Before the rise of private adjudication or alternative dispute resolution systems, traditional courts, however, need to be asked similarly challenging questions: how do they situate themselves and their cases vis-à-vis other courts deciding on similar fact patterns? And what about the geographic reach of judgments? Are judgments enforceable across Europe? How do they engage with the possible consequences of their judgments when these might extend to areas outside of their jurisdiction? Is a new rule of comity between judicial systems emerging?
In light of the growing number of cases a new comparative approach seems to make sense. Closer cooperation between national courts and quasi-judicial institutions could also be a solution, just as the increasing use of algorithms in courts and the judicial control of algorithms in use by companies and alternative dispute mechanisms. But we can only draw the necessary conclusions based on case data. The Global Freedom of Expression case collection at Columbia University and the database of the Internet & Jurisdiction Network are important resources, but a more thorough analysis is necessary.
This analysis might also find out which judicial and quasi-judicial institutions are ‘norm entrepreneurs’ in that they seem eager to engage in Internet cases and take on influential Internet companies. These include the French data protection agency CNIL and the data protection agency of Schleswig-Holstein. Studying this judicial avant-garde may help us predict not only the characteristics of this adjudication but also which judicial and quasi-judicial institutions may take the lead in jurisprudence on algorithmic decision-making and artificial intelligence.

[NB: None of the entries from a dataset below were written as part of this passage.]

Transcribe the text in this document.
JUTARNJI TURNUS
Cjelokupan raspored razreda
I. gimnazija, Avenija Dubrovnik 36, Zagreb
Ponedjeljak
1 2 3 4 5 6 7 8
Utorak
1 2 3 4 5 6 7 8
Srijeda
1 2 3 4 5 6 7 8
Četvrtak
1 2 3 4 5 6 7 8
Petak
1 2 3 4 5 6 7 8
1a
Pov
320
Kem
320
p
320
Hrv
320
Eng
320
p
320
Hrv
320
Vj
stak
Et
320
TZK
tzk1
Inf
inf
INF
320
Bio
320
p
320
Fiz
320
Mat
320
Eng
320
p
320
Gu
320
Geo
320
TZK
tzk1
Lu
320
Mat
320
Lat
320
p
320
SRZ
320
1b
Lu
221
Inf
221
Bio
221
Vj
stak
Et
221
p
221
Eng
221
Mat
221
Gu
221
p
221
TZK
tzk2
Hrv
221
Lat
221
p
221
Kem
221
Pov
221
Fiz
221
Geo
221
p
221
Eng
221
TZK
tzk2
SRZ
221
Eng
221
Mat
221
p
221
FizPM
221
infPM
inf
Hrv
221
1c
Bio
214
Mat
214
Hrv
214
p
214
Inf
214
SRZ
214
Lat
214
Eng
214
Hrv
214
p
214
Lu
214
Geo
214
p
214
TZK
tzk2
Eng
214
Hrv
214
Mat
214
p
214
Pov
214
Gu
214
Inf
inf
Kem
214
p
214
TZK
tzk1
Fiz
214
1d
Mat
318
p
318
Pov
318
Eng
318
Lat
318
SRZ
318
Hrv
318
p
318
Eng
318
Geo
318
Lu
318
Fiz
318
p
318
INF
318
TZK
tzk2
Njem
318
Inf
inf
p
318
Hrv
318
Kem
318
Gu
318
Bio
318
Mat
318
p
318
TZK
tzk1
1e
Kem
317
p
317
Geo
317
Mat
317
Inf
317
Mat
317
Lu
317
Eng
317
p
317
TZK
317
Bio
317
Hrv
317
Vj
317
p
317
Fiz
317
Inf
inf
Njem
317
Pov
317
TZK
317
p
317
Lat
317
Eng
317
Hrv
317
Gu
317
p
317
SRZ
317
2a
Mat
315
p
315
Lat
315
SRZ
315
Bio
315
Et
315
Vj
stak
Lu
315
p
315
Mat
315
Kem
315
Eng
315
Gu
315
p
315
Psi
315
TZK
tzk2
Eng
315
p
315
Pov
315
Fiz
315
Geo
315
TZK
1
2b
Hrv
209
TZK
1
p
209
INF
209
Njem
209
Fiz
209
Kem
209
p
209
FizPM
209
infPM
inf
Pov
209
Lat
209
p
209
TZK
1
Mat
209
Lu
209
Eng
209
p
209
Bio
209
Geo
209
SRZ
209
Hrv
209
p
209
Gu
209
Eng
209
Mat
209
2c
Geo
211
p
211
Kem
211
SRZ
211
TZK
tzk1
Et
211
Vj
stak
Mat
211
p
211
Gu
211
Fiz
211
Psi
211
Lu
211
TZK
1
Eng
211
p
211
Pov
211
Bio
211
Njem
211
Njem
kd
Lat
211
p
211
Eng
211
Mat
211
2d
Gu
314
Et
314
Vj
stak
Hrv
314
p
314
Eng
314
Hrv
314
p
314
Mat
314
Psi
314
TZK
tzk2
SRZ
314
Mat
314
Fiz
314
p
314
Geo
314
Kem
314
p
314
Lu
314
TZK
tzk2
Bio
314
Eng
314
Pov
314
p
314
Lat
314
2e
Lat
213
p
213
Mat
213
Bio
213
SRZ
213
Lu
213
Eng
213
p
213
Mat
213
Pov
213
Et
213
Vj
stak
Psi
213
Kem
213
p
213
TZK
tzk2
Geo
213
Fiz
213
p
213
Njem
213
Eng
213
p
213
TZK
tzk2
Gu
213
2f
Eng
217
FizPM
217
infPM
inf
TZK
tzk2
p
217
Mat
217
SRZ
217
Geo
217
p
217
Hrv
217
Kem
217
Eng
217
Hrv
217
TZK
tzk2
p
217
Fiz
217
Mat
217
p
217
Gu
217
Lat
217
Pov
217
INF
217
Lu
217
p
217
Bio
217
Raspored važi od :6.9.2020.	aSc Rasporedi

We understand courts (and quasi-judicial entities) to be part of a communicative-jurisprudential figuration. We need to further explore their contours and interlinkages. Courts and quasi-courts can be agents of disorder by relying on siloed approach to deciding cases on the Internet. Their narrow view on the cases would suggest that Courts can just partially impact the evolution of digitality. If left unremedied, these tendencies can crystallize into normative fractures that lead to legal uncertainty for states, companies and citizen-consumers.
But a different (judicial) world is possible. From the prohibition of the sale of Nazi paraphernalia (as in the early Yahoo cases in France) to the delineation of filtering obligations for intermediaries (as in the Delfi, MTE and Pihl cases by the European Court of Human Rights) and from the development of a fundamental right to the guarantee of the confidentiality and integrity of information technology systems (by the German Federal Constitutional Court in 2008) to the “right to be forgotten” (in Google Spain at the CJEU) or more precisely a “European dereferencing right” (in the Advocate General’s opinion in Google/CNIL): courts have shaped the communicative figuration and normative order of the internet in the past. It is now time to take a critical look at the role that courts and quasi-judicial institutions will have on the evolution of the internet, its players and layers, rules and tools, in the future.
We see constellations of actors, including courts and quasi-judicial institutions, to have a special but understudied role in the communicative process of Internet governance. For this reason we will host a workshop series dealing with different angles of judicial power in relation to Internet governance.